Saturday, 7 May 2011

Ths Spanish Acquisition.

The Spanish seem to be in apologetic mood lately. I wonder what happened to them? It's been many years since I was there but back then, there were bullfights and drinking and smoking and Flamenco dancing and all sorts going on. As they lose their national identity and all their money to the EU, they're turning into the same lot of subservient, grovelling, guilt-ridden sheep we have over here.

Majorca have decided to apologise for the Spanish Inquisition even though it was controlled by Rome and even though it happened so far in the past that it would take a professional geneaologist to work out if anyone alive was even related to an Inquisitor now. They have apologised to the Jews, who were persecuted by the Inquisition, but not to the Muslims and Protestants who were equally persecuted. That's going to set off a lot of protests once the fundies get a hold of it. So why did they dredge this ancient history up again? Hardly anyone knows anything about the Spanish Inquisition beyond the Monty Python sketch these days. And why only the Jews?

A clue:

The Israel-based group that came up with the proposal for the ceremony lauded the event as "an important gesture of reconciliation".
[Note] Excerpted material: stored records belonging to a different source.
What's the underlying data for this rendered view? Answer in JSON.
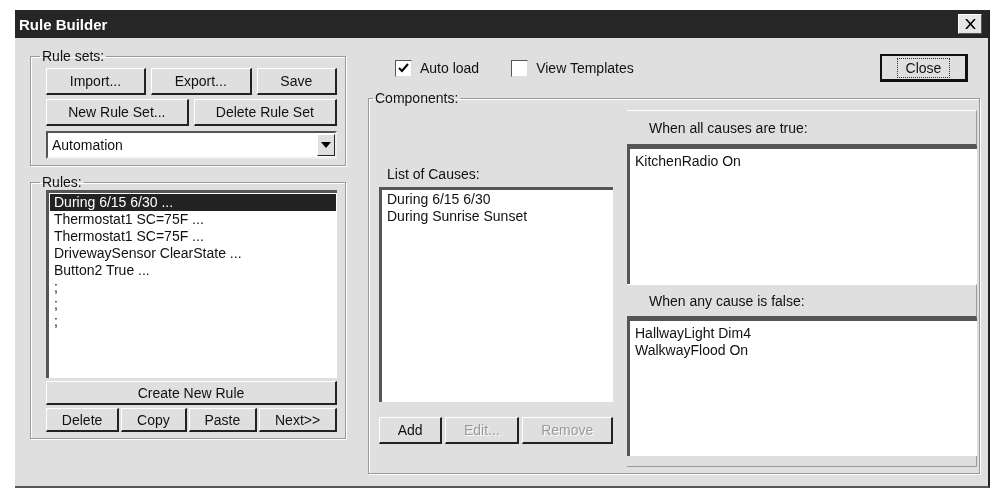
{
  "window": {
    "title": "Rule Builder"
  },
  "rule_sets": {
    "label": "Rule sets:",
    "button_rows": [
      [
        {
          "label": "Import..."
        },
        {
          "label": "Export..."
        },
        {
          "label": "Save"
        }
      ],
      [
        {
          "label": "New Rule Set..."
        },
        {
          "label": "Delete Rule Set"
        }
      ]
    ],
    "dropdown": {
      "value": "Automation"
    }
  },
  "rules": {
    "label": "Rules:",
    "items": [
      {
        "text": "During 6/15 6/30 ...",
        "selected": true
      },
      {
        "text": "Thermostat1 SC=75F ...",
        "selected": false
      },
      {
        "text": "Thermostat1 SC=75F ...",
        "selected": false
      },
      {
        "text": "DrivewaySensor ClearState ...",
        "selected": false
      },
      {
        "text": "Button2 True ...",
        "selected": false
      },
      {
        "text": ";",
        "selected": false
      },
      {
        "text": ";",
        "selected": false
      },
      {
        "text": ";",
        "selected": false
      }
    ],
    "button_rows": [
      [
        {
          "label": "Create New Rule"
        }
      ],
      [
        {
          "label": "Delete"
        },
        {
          "label": "Copy"
        },
        {
          "label": "Paste"
        },
        {
          "label": "Next>>"
        }
      ]
    ]
  },
  "options": [
    {
      "label": "Auto load",
      "checked": true
    },
    {
      "label": "View Templates",
      "checked": false
    }
  ],
  "close_button": {
    "label": "Close",
    "focused": true
  },
  "components": {
    "label": "Components:",
    "causes": {
      "label": "List of Causes:",
      "items": [
        "During 6/15 6/30",
        "During Sunrise Sunset"
      ]
    },
    "cause_buttons": [
      {
        "label": "Add",
        "disabled": false
      },
      {
        "label": "Edit...",
        "disabled": true
      },
      {
        "label": "Remove",
        "disabled": true
      }
    ],
    "when_true": {
      "label": "When all causes are true:",
      "items": [
        "KitchenRadio On"
      ]
    },
    "when_false": {
      "label": "When any cause is false:",
      "items": [
        "HallwayLight Dim4",
        "WalkwayFlood On"
      ]
    }
  }
}
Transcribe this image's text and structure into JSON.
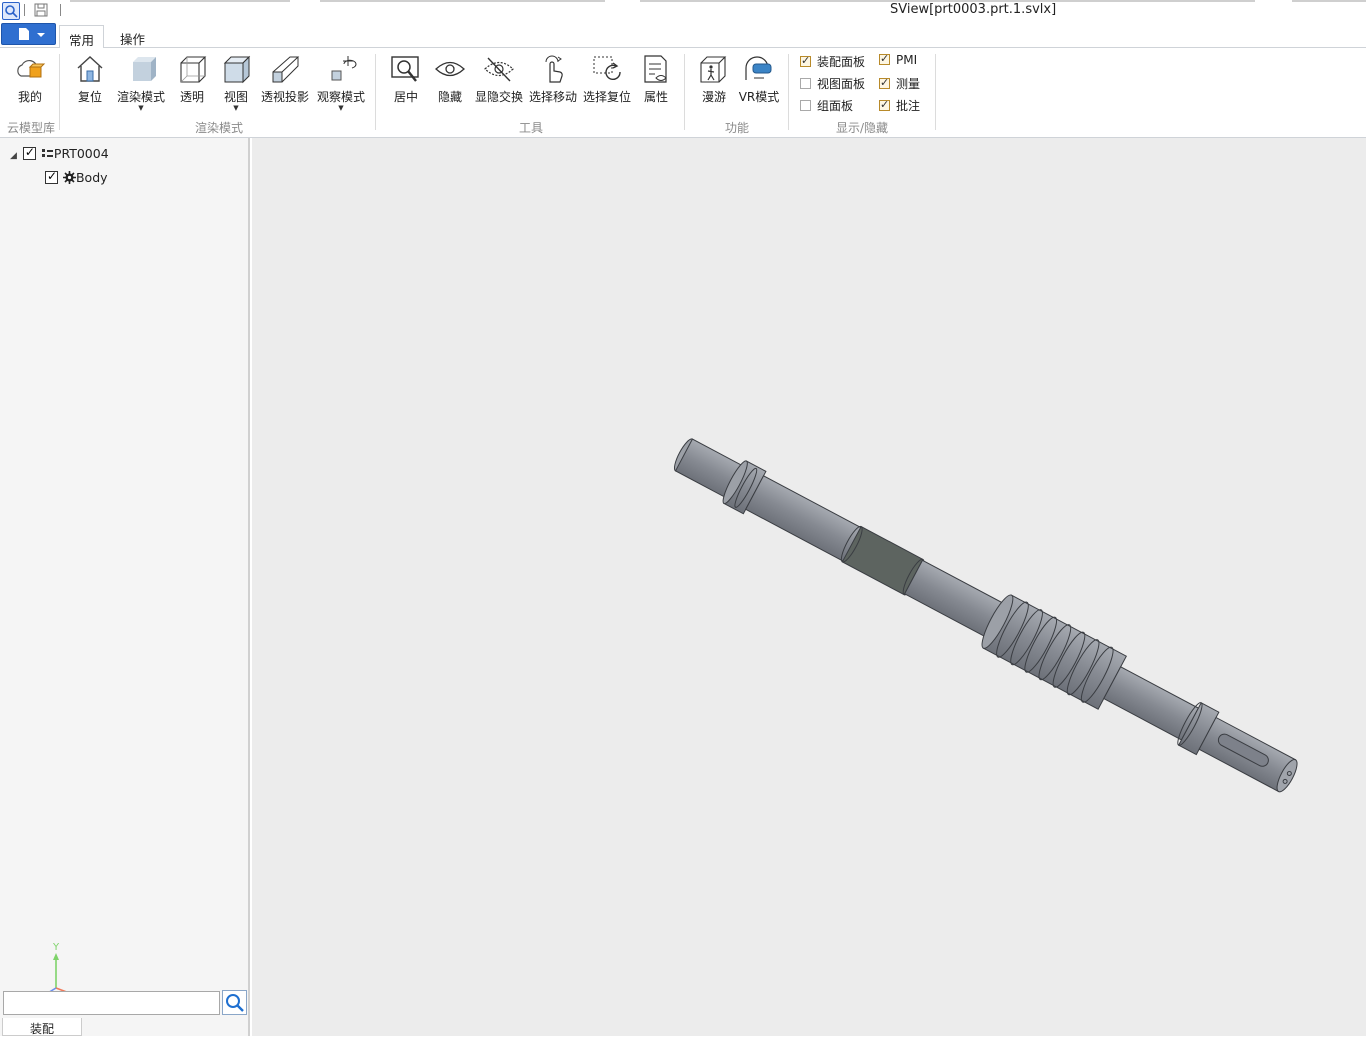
{
  "window": {
    "title": "SView[prt0003.prt.1.svlx]"
  },
  "tabs": [
    {
      "label": "常用"
    },
    {
      "label": "操作"
    }
  ],
  "ribbon": {
    "cloud": {
      "my_label": "我的",
      "group": "云模型库"
    },
    "render": {
      "group": "渲染模式",
      "reset": "复位",
      "render_mode": "渲染模式",
      "transparent": "透明",
      "view": "视图",
      "perspective": "透视投影",
      "observe_mode": "观察模式"
    },
    "tools": {
      "group": "工具",
      "center": "居中",
      "hide": "隐藏",
      "swap_visibility": "显隐交换",
      "select_move": "选择移动",
      "select_reset": "选择复位",
      "properties": "属性"
    },
    "features": {
      "group": "功能",
      "roam": "漫游",
      "vr": "VR模式"
    },
    "display": {
      "group": "显示/隐藏",
      "checks": [
        {
          "label": "装配面板",
          "checked": true
        },
        {
          "label": "视图面板",
          "checked": false
        },
        {
          "label": "组面板",
          "checked": false
        },
        {
          "label": "PMI",
          "checked": true
        },
        {
          "label": "测量",
          "checked": true
        },
        {
          "label": "批注",
          "checked": true
        }
      ]
    }
  },
  "tree": {
    "root": {
      "label": "PRT0004",
      "checked": true,
      "expanded": true
    },
    "child": {
      "label": "Body",
      "checked": true
    }
  },
  "panel": {
    "search_placeholder": "",
    "bottom_tab": "装配"
  },
  "axis": {
    "y_label": "Y"
  },
  "colors": {
    "accent": "#2f6fd0",
    "part": "#8a8e96",
    "viewport_bg": "#ececec"
  }
}
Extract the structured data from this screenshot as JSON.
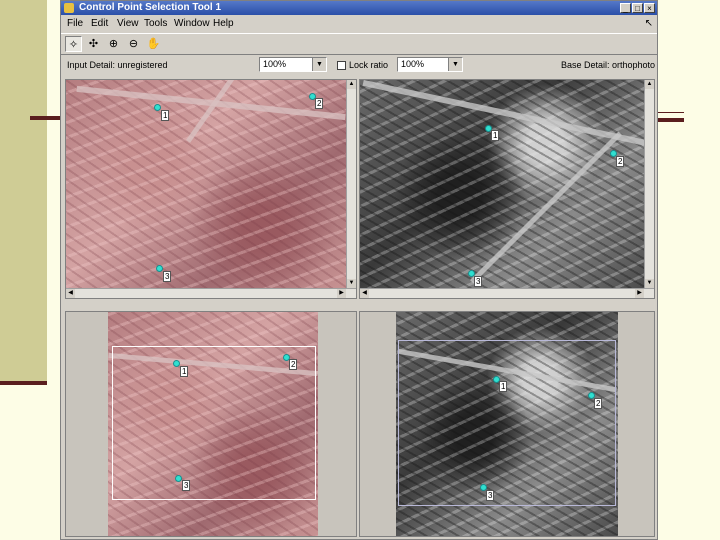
{
  "window": {
    "title": "Control Point Selection Tool 1",
    "buttons": {
      "minimize": "_",
      "maximize": "□",
      "close": "×"
    }
  },
  "menu": {
    "items": [
      "File",
      "Edit",
      "View",
      "Tools",
      "Window",
      "Help"
    ],
    "help_icon": "↖"
  },
  "toolbar": {
    "tools": [
      {
        "icon": "point-select-icon",
        "glyph": "✧"
      },
      {
        "icon": "point-prediction-icon",
        "glyph": "✣"
      },
      {
        "icon": "zoom-in-icon",
        "glyph": "⊕"
      },
      {
        "icon": "zoom-out-icon",
        "glyph": "⊖"
      },
      {
        "icon": "pan-hand-icon",
        "glyph": "✋"
      }
    ]
  },
  "controls": {
    "input_label": "Input Detail: unregistered",
    "input_zoom": "100%",
    "lock_label": "Lock ratio",
    "base_zoom": "100%",
    "base_label": "Base Detail: orthophoto"
  },
  "points": {
    "p1": "1",
    "p2": "2",
    "p3": "3"
  },
  "colors": {
    "point_fill": "#30e0d0",
    "title_bar": "#2a4fa8"
  }
}
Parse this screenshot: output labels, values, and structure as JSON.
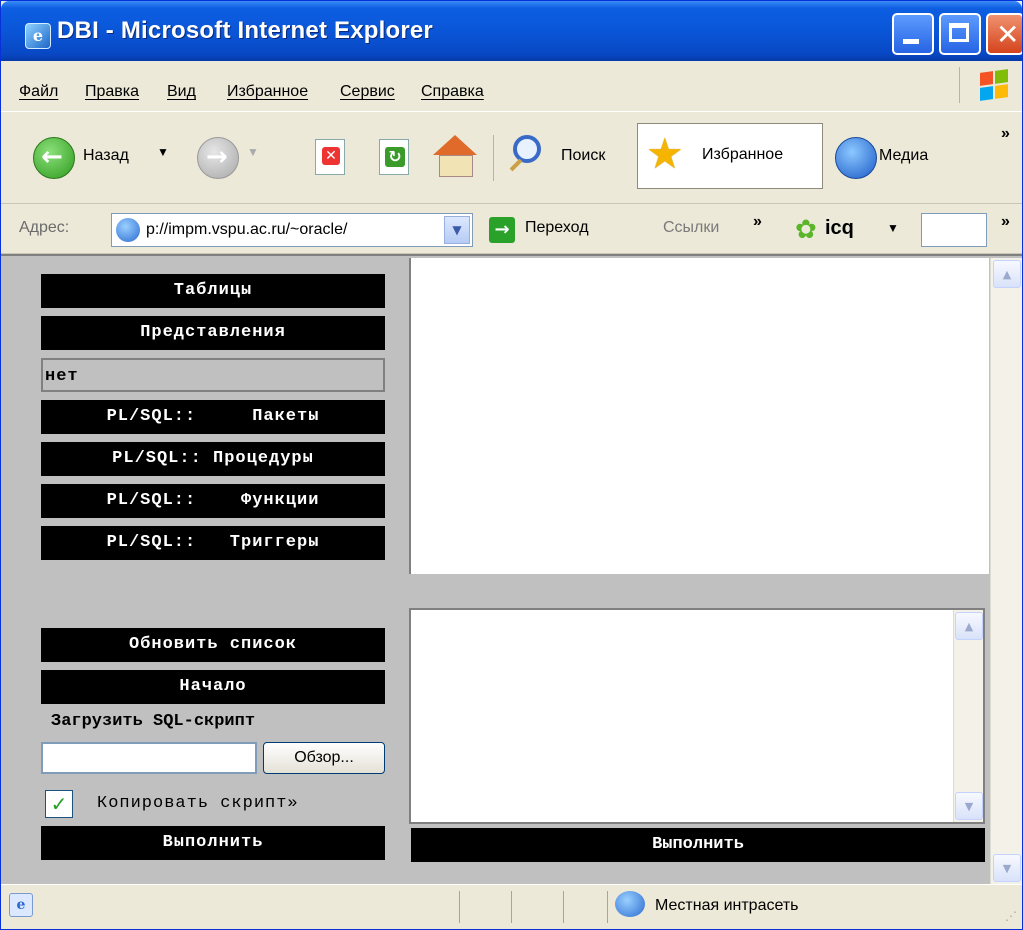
{
  "window": {
    "title": "DBI - Microsoft Internet Explorer"
  },
  "menu": [
    "Файл",
    "Правка",
    "Вид",
    "Избранное",
    "Сервис",
    "Справка"
  ],
  "toolbar": {
    "back": "Назад",
    "search": "Поиск",
    "favorites": "Избранное",
    "media": "Медиа",
    "more": "»"
  },
  "address": {
    "label": "Адрес:",
    "url": "p://impm.vspu.ac.ru/~oracle/",
    "go": "Переход",
    "links": "Ссылки",
    "links_more": "»",
    "icq": "icq",
    "more": "»"
  },
  "left_nav": {
    "tables": "Таблицы",
    "views": "Представления",
    "none": "нет",
    "packages": "PL/SQL::     Пакеты",
    "procedures": "PL/SQL:: Процедуры",
    "functions": "PL/SQL::    Функции",
    "triggers": "PL/SQL::   Триггеры",
    "refresh": "Обновить список",
    "home": "Начало",
    "load_script": "Загрузить SQL-скрипт",
    "browse": "Обзор...",
    "copy_script": "Копировать скрипт»",
    "copy_script_checked": true,
    "run": "Выполнить"
  },
  "main": {
    "run": "Выполнить",
    "sql_text": ""
  },
  "status": {
    "zone": "Местная интрасеть"
  }
}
So a Jewish group demanded an apology for something that happened to Jews and to others around 400 years ago. They demanded it of people who could not even know if their personal family history included anyone who was guilty of this (except Senor de Torquemada, who nobody dares ask). And they got their apology! Wow!

The Israeli group called it a 'gesture of reconciliation'. Really? Israel was still stewing over the Catholic fundies of four centuries ago? Those people can certainly hold a grudge.

England will have to watch its step because if they're hell-bent on this new game of time-lapse apology, the Cameroid will be on his knees begging forgiveness before you can say 18th July 1290. Then he'll send them a bag of money and move on to apologising to cows for leather jackets and hamburgers. He's good at apologising, if nothing else. By the end of this Parliament he will have apologised for the dreadful environmental impact of the inventions of fire and the wheel, and given someone a bag of money as compensation.

These things are all in the past. Nobody alive today was involved, neither as perpetrator nor as victim. The apology is futile.

Today though, it's Spain's turn in the apology seat. Aside from the Inquisition, they are keen to make amends for the Spanish Acquisition, a game whereby they sell you land, let you build a house on it, declare it illegal, throw you out and bulldoze it. Naturally they won't be parting with any money over this. They have a different scenario in mind - one in which other people give them money. Much like the previous game, in fact, but this time they promise not to fleece quite so many as before, or at least, not quite so blatantly.

However, Mr Blanco maintained that of the 850,000 Britons currently living in Spain, only one per cent were affected by the scandal.

'One per cent' doesn't sound like much until you realise it's one per cent of 850,000, which is 8,500 people. Buying a house is a risky business anywhere, at any time. You night be unable to pay the mortgage and the bank will take your house. What you don't expect to have is one chance in a hundred that the government will let you build it and then spontaneously steal it.

No grovelling apology here, just a 'well, we won't do it any more if anyone's watching' sort-of promise. Most of those affected are still alive but apologising to the living invites compensation claims.

Maybe in a few hundred years...


banned said...

Are we to look forward to an apology from Spain for sending the Amarda against us?

Leg-iron said...

No need. They didn't get it back.

hangemall said...

We should send them the bill for the cannonballs.

Steve T said...

The Spanish inquisition wasn't under the authority of Rome, it reported to the Spanish King, a unique situation, it was separate to the standard inquisition of Rome. It was a religious organization preforming a secular function, unification of the state.

Simon Cooke said...

Those memories are long! My wife can trace - through the paternal line - back to 1492 in Thessaly. The family name is Toledano - a person from Toledo. Some still claim Spanishness despite it being 500 years since they left!